Although official regulations have not been set, for now, financial institutions and other enterprises that do business with marijuana shops that are in compliance with state laws are unlikely to be prosecuted for money laundering or other federal crimes that could be brought under existing federal drug laws, as long as those pot businesses don't otherwise violate the DOJ's enforcement priorities, a senior Department of Justice official said.
"My understanding is there is a discussion in Washington about how much of this can be accomplished administratively through FinCEN, Treasury and Justice, and how much Congress needs to do something," said Ethan Nadelmann, executive director of Drug Policy Alliance, on Thursday's joint call. "It may be the reason for putting out a yellow light instead of a green light, [it] may have to do with some constraints in federal law and the administrative agencies trying to figure out how far they can accommodate these legitimate needs for access to legal banking while staying within the constraints of federal law."
Finlaw also noted that no one in Washington had given timing on the release of a marijuana business banking memo, but that the first quarter was the hope and expectation based on how the process has been working thus far and how long it took for the DOJ's Cole memo to be released.

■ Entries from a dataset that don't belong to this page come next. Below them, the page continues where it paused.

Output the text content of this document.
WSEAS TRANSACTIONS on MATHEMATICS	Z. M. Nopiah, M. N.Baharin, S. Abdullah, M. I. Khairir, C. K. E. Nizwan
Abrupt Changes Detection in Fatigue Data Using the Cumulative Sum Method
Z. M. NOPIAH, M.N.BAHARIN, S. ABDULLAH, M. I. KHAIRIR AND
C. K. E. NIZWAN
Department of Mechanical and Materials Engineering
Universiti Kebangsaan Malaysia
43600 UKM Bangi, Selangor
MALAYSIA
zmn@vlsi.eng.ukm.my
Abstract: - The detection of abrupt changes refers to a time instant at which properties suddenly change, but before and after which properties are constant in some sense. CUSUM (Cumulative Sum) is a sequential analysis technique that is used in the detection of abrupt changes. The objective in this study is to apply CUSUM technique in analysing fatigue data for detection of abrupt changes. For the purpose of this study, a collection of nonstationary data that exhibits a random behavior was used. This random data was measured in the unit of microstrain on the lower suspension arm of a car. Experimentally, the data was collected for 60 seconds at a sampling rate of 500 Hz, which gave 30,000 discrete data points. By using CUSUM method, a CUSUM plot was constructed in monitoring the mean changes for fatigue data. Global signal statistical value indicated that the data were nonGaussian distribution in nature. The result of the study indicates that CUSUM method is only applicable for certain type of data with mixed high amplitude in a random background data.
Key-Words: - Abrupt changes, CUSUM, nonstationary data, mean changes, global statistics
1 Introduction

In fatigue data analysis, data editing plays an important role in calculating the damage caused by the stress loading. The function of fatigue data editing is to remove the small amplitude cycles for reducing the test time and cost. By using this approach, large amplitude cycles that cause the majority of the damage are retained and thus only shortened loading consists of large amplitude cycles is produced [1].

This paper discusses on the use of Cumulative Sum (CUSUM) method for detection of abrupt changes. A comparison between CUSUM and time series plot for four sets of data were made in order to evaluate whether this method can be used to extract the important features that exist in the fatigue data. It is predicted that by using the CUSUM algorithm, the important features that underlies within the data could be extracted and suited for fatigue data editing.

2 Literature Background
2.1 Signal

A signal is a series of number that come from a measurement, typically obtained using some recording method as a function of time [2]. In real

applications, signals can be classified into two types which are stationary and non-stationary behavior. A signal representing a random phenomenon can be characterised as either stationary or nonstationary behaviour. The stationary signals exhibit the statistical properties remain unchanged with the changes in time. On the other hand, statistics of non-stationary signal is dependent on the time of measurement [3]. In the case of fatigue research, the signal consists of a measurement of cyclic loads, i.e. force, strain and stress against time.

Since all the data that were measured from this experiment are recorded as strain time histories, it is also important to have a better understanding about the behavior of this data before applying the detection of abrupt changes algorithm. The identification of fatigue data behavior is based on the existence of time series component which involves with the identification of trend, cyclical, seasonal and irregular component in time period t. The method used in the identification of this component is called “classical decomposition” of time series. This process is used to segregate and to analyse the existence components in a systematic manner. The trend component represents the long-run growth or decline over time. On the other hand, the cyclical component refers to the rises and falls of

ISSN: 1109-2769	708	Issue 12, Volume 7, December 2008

"The hope is that we can get this resolved in early 2014," Finlaw said.
Dan Riffle, director of federal policies at Marijuana Policy Project, told The Huffington Post that the hope is that the banking issue is resolved before recreational marijuana retail shops open in Washington in Colorado in 2014.
"This raises obvious safety concerns and tax compliance issues, and one of the primary reasons Colorado and Washington voters approved initiatives to regulate marijuana was to reduce the risk of violence and ensure sales of marijuana are taxed appropriately," Riffle said. "It's imperative that Treasury, FinCEN, and the DOJ work together to resolve this issue as soon as possible in order to honor the will of voters in those states."
Messages to DOT and DOJ regarding the possibility of a first-quarter announcement were not immediately returned.
Colorado's first recreational marijuana shops are expected to open on Jan. 1, 2014, with Washington state's opening later in the new year.